La loi du 3 janvier 1839 admet en franchise les grains et farines de froment et de seigle jusqu’au 15 juillet 1839 et les prohibe à la sortie tant que le prix du froment ne dépasse pas 22 fr. et celui du seigle 13 fr. (Recueil des lois, t. 10, p. 2) . « La nouvelle loi avait été décrétée à cause de la hausse continue du prix des subsistances. » (J. Schaar, L’Economie Politique, dans Cinquante ans de Liberté. 1882, p. 505). Le prix du froment s’éleva, en effet, à la fin de septembre 1832 à fr. 25.58 (Recueil des lois op. cit., t. 10, p. 2).

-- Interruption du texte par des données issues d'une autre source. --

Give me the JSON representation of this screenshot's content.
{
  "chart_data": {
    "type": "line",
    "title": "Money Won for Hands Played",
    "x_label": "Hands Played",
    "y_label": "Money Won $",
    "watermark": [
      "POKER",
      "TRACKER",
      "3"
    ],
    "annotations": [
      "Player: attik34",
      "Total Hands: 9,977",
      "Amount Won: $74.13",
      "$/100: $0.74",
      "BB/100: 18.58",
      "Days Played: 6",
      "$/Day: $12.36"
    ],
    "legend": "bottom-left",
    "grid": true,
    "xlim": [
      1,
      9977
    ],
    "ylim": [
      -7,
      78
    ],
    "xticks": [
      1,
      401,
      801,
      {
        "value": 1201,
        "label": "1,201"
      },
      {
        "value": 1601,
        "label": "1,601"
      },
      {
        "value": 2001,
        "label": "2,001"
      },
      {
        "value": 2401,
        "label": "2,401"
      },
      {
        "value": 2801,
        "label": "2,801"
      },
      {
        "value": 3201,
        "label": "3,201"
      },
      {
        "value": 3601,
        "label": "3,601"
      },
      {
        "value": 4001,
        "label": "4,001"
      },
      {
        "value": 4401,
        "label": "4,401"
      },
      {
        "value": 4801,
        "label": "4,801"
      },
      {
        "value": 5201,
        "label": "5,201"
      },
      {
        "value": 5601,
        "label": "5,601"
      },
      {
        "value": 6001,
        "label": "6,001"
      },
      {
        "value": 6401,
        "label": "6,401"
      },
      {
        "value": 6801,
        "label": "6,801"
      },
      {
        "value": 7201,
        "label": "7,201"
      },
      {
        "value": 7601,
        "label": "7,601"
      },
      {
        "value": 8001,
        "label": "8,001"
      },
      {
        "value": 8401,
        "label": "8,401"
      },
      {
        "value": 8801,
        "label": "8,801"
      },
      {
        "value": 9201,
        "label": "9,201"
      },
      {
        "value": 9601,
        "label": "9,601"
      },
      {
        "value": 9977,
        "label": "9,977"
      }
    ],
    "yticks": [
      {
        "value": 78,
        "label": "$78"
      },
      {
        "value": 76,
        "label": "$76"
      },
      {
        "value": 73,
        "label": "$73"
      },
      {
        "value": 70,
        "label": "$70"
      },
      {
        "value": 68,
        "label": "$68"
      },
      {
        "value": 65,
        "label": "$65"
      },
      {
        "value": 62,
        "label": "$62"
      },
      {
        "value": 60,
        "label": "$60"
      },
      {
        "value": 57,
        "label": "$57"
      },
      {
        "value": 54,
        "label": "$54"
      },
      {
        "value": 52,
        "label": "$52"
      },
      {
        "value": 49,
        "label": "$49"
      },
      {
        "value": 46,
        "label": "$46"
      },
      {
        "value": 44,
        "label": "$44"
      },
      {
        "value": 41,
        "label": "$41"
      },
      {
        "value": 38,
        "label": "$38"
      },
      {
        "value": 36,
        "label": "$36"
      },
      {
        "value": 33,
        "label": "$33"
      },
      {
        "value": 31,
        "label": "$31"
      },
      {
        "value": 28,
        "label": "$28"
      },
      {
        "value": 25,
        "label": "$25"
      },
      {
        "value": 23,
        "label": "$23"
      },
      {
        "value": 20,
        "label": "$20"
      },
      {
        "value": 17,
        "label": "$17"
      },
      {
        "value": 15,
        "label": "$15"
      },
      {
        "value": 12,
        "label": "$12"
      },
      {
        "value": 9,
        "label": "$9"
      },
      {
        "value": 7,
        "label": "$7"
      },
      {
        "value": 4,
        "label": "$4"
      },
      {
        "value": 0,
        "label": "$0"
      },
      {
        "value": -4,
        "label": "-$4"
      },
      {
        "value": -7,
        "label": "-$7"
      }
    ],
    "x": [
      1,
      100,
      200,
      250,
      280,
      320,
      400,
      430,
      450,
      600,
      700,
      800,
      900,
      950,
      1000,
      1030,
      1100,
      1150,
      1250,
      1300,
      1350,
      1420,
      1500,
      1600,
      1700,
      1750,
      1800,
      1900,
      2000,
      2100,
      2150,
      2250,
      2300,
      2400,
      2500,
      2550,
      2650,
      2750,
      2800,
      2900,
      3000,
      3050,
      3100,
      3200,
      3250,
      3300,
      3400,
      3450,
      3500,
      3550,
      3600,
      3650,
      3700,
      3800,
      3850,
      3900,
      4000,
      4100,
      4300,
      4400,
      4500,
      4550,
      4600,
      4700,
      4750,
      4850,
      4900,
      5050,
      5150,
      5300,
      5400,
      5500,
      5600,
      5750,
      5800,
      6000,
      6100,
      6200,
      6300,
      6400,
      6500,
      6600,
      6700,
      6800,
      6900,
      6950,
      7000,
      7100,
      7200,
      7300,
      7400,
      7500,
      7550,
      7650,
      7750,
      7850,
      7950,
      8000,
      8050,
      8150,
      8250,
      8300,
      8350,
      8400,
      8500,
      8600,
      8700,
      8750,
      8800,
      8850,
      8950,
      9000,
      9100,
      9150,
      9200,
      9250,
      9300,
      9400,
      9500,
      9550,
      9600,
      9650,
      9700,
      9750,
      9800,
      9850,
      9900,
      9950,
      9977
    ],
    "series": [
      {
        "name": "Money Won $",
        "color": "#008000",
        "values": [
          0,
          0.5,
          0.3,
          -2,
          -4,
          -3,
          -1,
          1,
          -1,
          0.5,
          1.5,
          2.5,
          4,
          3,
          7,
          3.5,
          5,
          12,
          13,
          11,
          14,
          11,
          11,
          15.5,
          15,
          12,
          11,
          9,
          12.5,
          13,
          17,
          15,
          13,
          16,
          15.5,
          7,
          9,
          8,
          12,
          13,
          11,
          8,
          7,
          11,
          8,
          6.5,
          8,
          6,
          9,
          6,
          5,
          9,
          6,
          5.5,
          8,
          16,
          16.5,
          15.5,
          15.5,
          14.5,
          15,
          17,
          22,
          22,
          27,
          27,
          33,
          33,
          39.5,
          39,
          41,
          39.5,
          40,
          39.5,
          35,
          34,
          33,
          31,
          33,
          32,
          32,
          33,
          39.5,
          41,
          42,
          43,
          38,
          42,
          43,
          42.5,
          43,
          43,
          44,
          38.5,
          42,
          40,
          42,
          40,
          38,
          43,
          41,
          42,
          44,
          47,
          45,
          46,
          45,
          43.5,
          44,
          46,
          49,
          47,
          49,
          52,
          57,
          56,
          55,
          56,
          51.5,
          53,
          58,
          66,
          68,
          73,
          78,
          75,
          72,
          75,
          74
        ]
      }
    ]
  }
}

Pour remédier aux prix élevés des céréales dans le district de Verviers et aussi pour favoriser les intérêts du territoire limbourgeois cédé aux Pays-Bas, des lois successives permirent à diverses reprises de 1839 à 1846 l’importation de certaines quantités de céréales de toute espèce originaires du Limbourg hollandais dans la région de Verviers, au 1/4 des droits en vigueur. Des dispositions analogues furent prises en faveur de la partie détachée du Luxembourg (J. Schaar, op. cit., pp. 527-529. Recueil des lois op. cit., t. IX, p. 166. Loi du 6 juin 1839).

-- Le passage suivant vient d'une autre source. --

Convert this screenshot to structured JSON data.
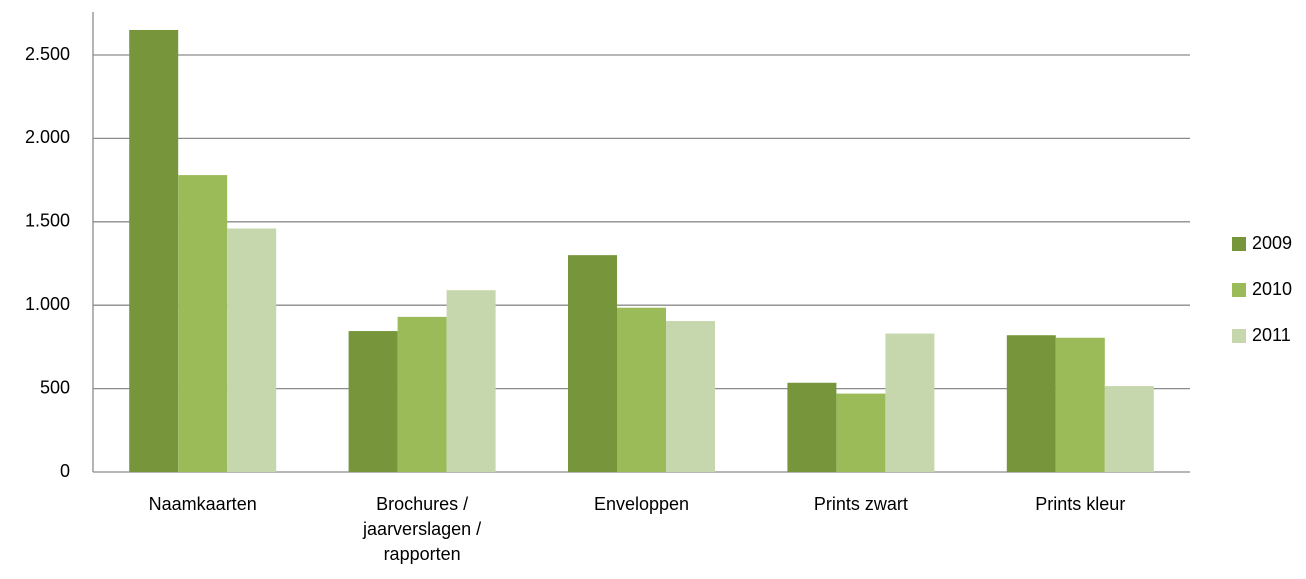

Une loi du 25 novembre 1839 prohiba en outre la sortie des grains et farines de froment et de seigle et des pommes de terre et leur farine jusqu’au 30 novembre 1840 (Recueil des lois, t. 10, p. 100).

Toutes ces mesures furent impuissantes à faire tomber le prix du blé qui atteignit encore fr. 21,60 (moyenne du royaume) la quatrième semaine de juillet 1841. La libre entrée fut en conséquence proclamée le 4 août (Recueil des lois, t. 12, p. 347-348). La franchise fut maintenue jusqu’au 27 janvier 1843.

3. Les droits sur les toiles de lin (1834)

L’augmentation des droits sur les toiles de lin consacrée par une loi du 31 juillet 1834 fut également vivement discutée. L’industrie rurale du lin, très florissante en Flandre au XVIIIe et au début du XIXe siècle, commençait à souffrir de la concurrence anglaise et allemande. Les députés des Flandres crurent trouver son salut dans une augmentation des droits d’entrée. Rogier, alors Ministre de l’intérieur, s’opposa au vote de la loi (Discailles, Charles Rogier). De nombreux députés en étaient également adversaires. Elle passa néanmoins le 31 juillet 1834 décuplant (Voir le tableau des droits avant et après la loi de 1834 dans Discussion etc., pp. CXXVII et CXXX) les droits sur les toiles de lin écrues et teintes (Corr. Vander Maeren, op. cit., p. 792, Briavoinne op. cit., vol. 2, p, 28).

Nous verrons plus loin au sujet de la crise linière quelles furent les conséquences de cette protection douanière. Ducpétiaux l’appela « l’oreiller sur lequel s’endormit l’industrie nationale » (J. Schaar, op. cit., p. 529, N. Briavoinne, op. cit., vol. 2, pp. 34-35)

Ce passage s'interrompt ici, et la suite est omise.